[identity profile] mbarker.livejournal.com posting in [community profile] writercises
Original posting 14 March 2009

Writer's Digest, October 2006, has a writing prompt on page 16. They simply want a story in response to the prompt, which they say is taken from The Writer's Book of Matches by the staff of Fresh Boiled Peanuts: A Literary Journal. What I find amusing is that the prompt is a bit ambiguous. See if you have the same trouble I that I do:
A lawyer discovers that his client is guilty of the horrible crime for which he was just found innocent.
The lawyer was just found innocent of the crime? Oh, I see, they meant the client was found innocent -- but then shouldn't that be was guilty? In technical terms, I think they have an ambiguous pronoun reference -- does "he" refer to the lawyer or the client? And then they have mixed tenses -- the beginning is present tense, discovers and is guilty. But the trailing "for which..." seems to be past tense.

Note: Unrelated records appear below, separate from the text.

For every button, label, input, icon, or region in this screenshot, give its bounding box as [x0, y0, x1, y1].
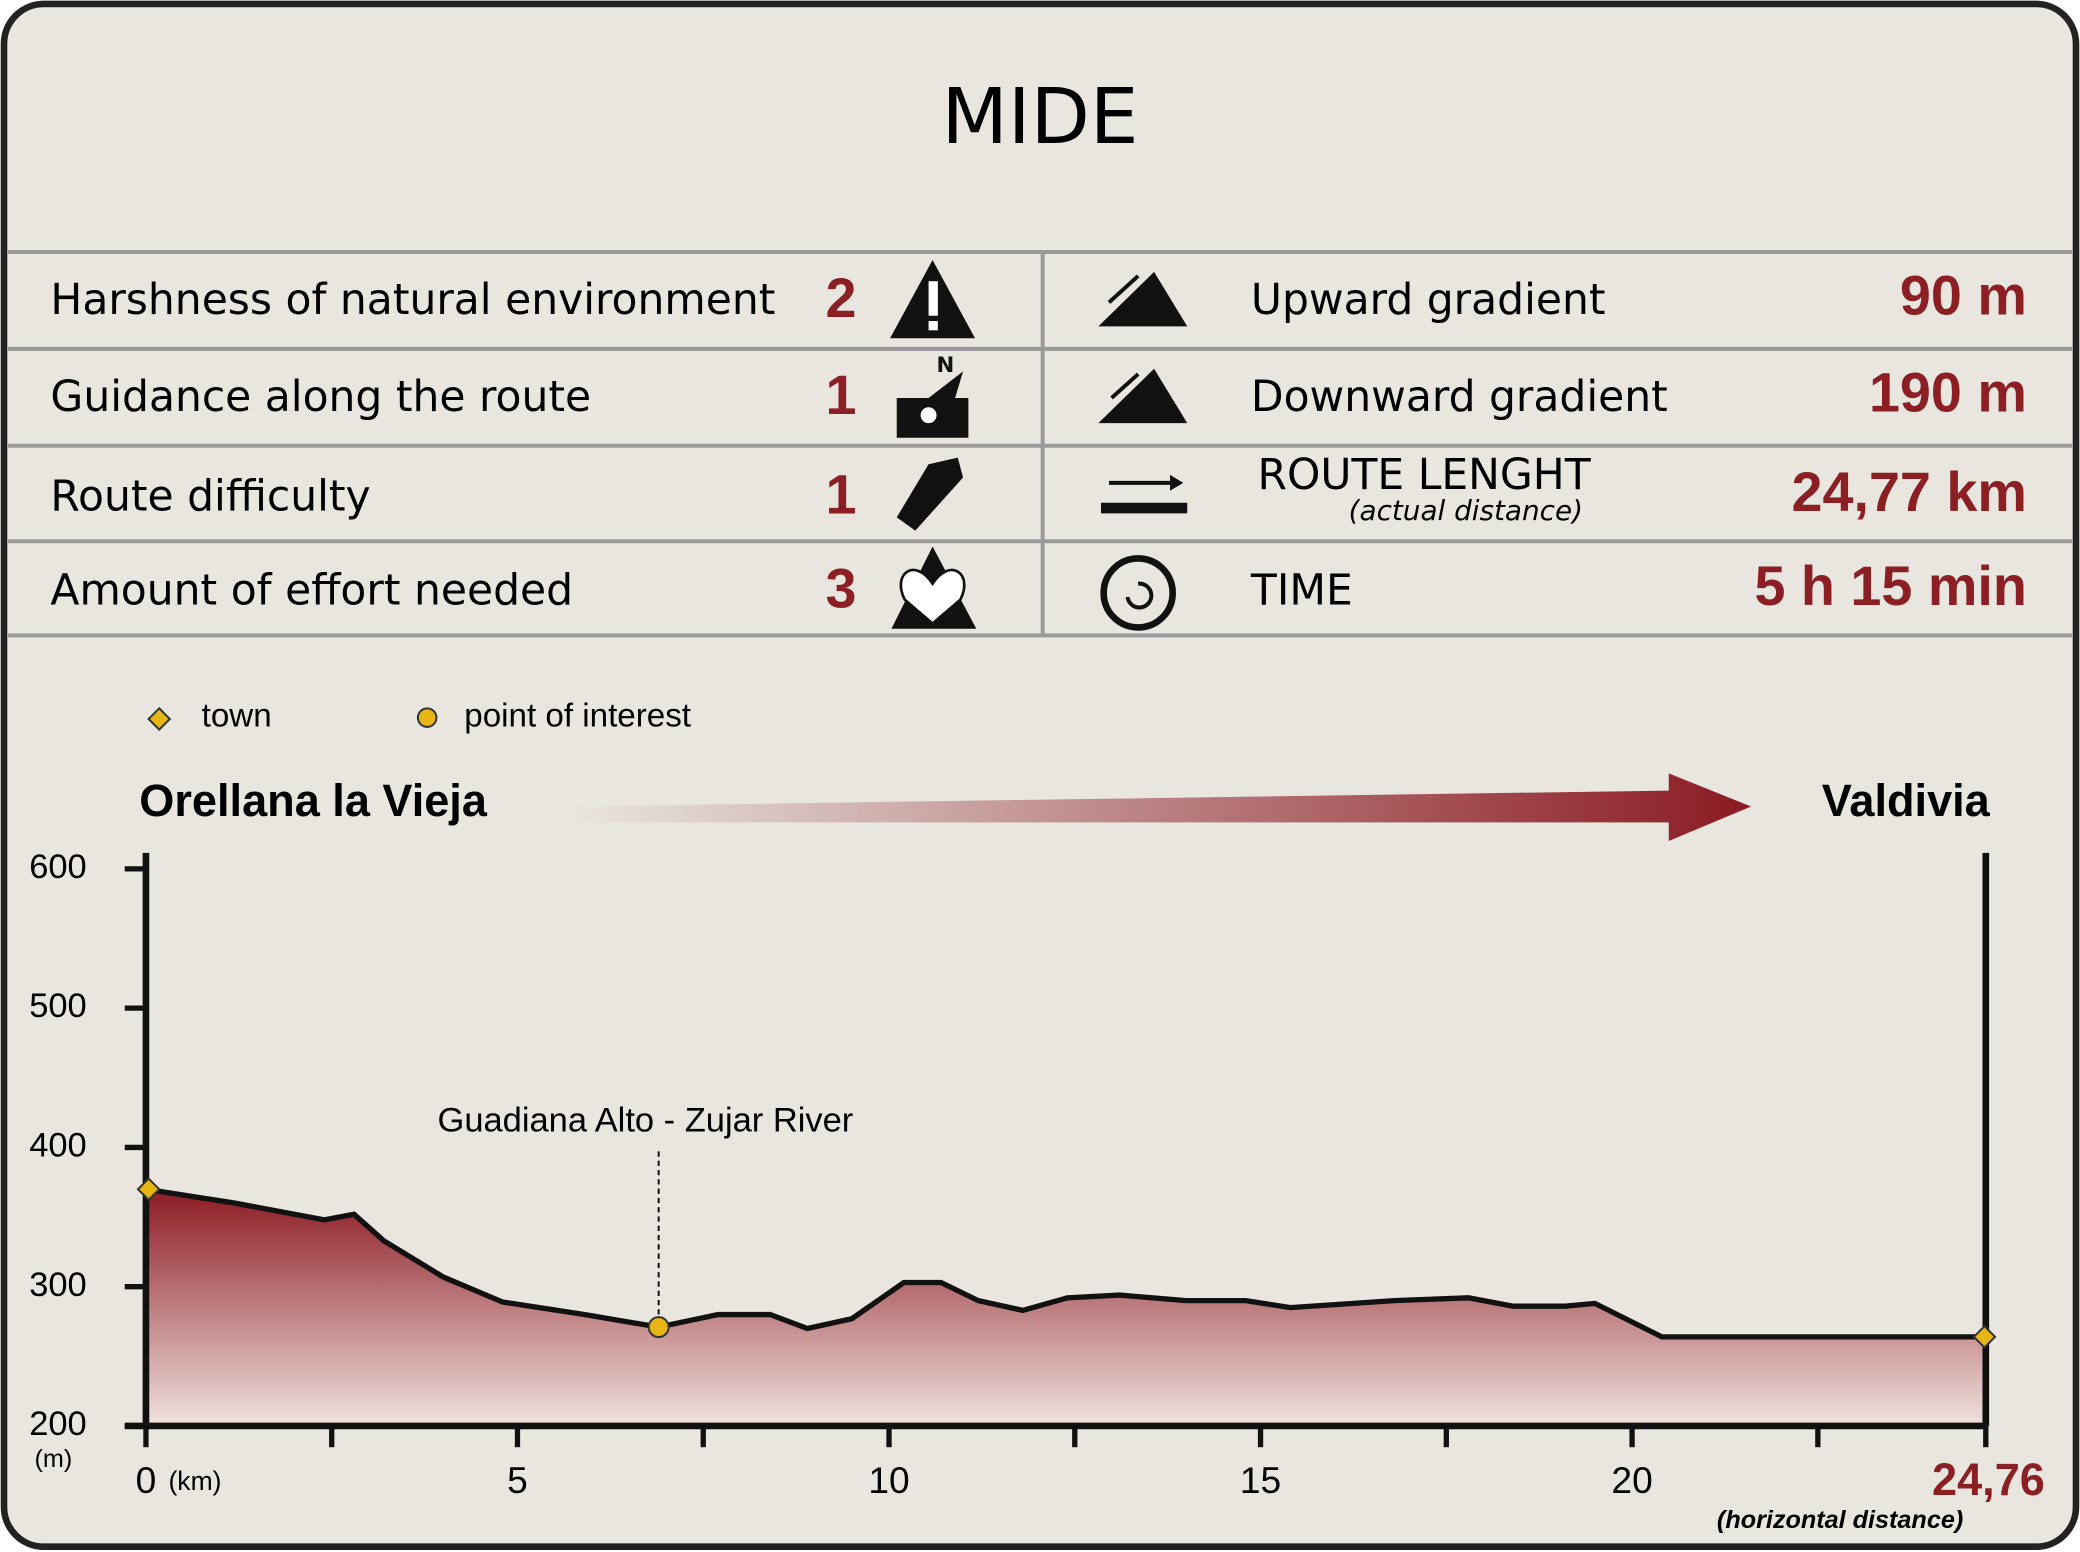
table-lines [7, 250, 2073, 638]
elevation-area [145, 1189, 1986, 1426]
x-note: (horizontal distance) [1717, 1506, 1963, 1534]
y-tick-label: 300 [29, 1266, 87, 1304]
end-label: Valdivia [1822, 775, 1991, 826]
legend-marker [147, 706, 172, 731]
info-sublabel: (actual distance) [1349, 494, 1583, 527]
y-tick-label: 400 [29, 1127, 87, 1165]
x-tick-label: 0 [136, 1459, 157, 1501]
criterion-label: Amount of effort needed [50, 566, 573, 615]
x-tick-label: 5 [507, 1459, 528, 1501]
criterion-value: 3 [826, 558, 857, 620]
criterion-value: 1 [826, 364, 857, 426]
criterion-value: 1 [826, 463, 857, 525]
x-tick-label: 24,76 [1932, 1454, 2045, 1505]
x-tick-label: 15 [1240, 1459, 1281, 1501]
info-label: TIME [1250, 566, 1353, 615]
info-value: 190 m [1869, 361, 2027, 423]
info-label: Downward gradient [1251, 373, 1668, 422]
x-tick-label: 10 [868, 1459, 909, 1501]
y-tick-label: 600 [29, 848, 87, 886]
y-tick-label: 500 [29, 987, 87, 1025]
criterion-label: Guidance along the route [50, 373, 591, 422]
x-unit: (km) [168, 1466, 221, 1496]
annotation-label: Guadiana Alto - Zujar River [438, 1101, 854, 1139]
info-value: 5 h 15 min [1754, 555, 2026, 617]
svg-text:N: N [937, 353, 955, 378]
icons: N [890, 259, 1188, 631]
info-value: 90 m [1900, 265, 2027, 327]
x-tick-label: 20 [1611, 1459, 1652, 1501]
legend-label: town [202, 697, 272, 734]
y-unit: (m) [35, 1445, 73, 1473]
start-label: Orellana la Vieja [139, 775, 488, 826]
y-tick-label: 200 [29, 1405, 87, 1443]
legend-label: point of interest [464, 697, 691, 734]
elevation-line [145, 1186, 1986, 1340]
criterion-label: Route difficulty [50, 472, 370, 521]
criterion-label: Harshness of natural environment [50, 276, 775, 325]
town-marker [136, 1177, 161, 1202]
info-value: 24,77 km [1792, 461, 2027, 523]
poi-marker [647, 1316, 670, 1339]
direction-arrow [570, 773, 1752, 841]
title: MIDE [942, 73, 1139, 162]
town-marker [1972, 1324, 1997, 1349]
info-label: ROUTE LENGHT [1258, 451, 1592, 500]
legend-marker [416, 707, 438, 728]
info-label: Upward gradient [1251, 276, 1606, 325]
criterion-value: 2 [826, 267, 857, 329]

I think what they mean is something like "a lawyer discovers that his client committed the horrible crime that the judge ruled that the client was innocent of." Even if it does end with a proposition. Or maybe "After the client is ruled innocent of a horrible crime, a lawyer discovers that he was actually guilty."

Aha, part of the problem is that "for which..." is a dangling modifier -- we don't really want to comment on the crime. We want to comment on the innocence of the client.

Definitely -- After his client is ruled innocent of a horrible crime, a lawyer discovers that the client was actually guilty.

And I did that before my morning tea! Don't you love English? All those little phrases writhing around trying to connect, and sometimes they just manage to grab the wrong reference. Fun!

Oh -- and you could write about the situation, too, I suppose. Although fretting about the grammar seems like a great distraction.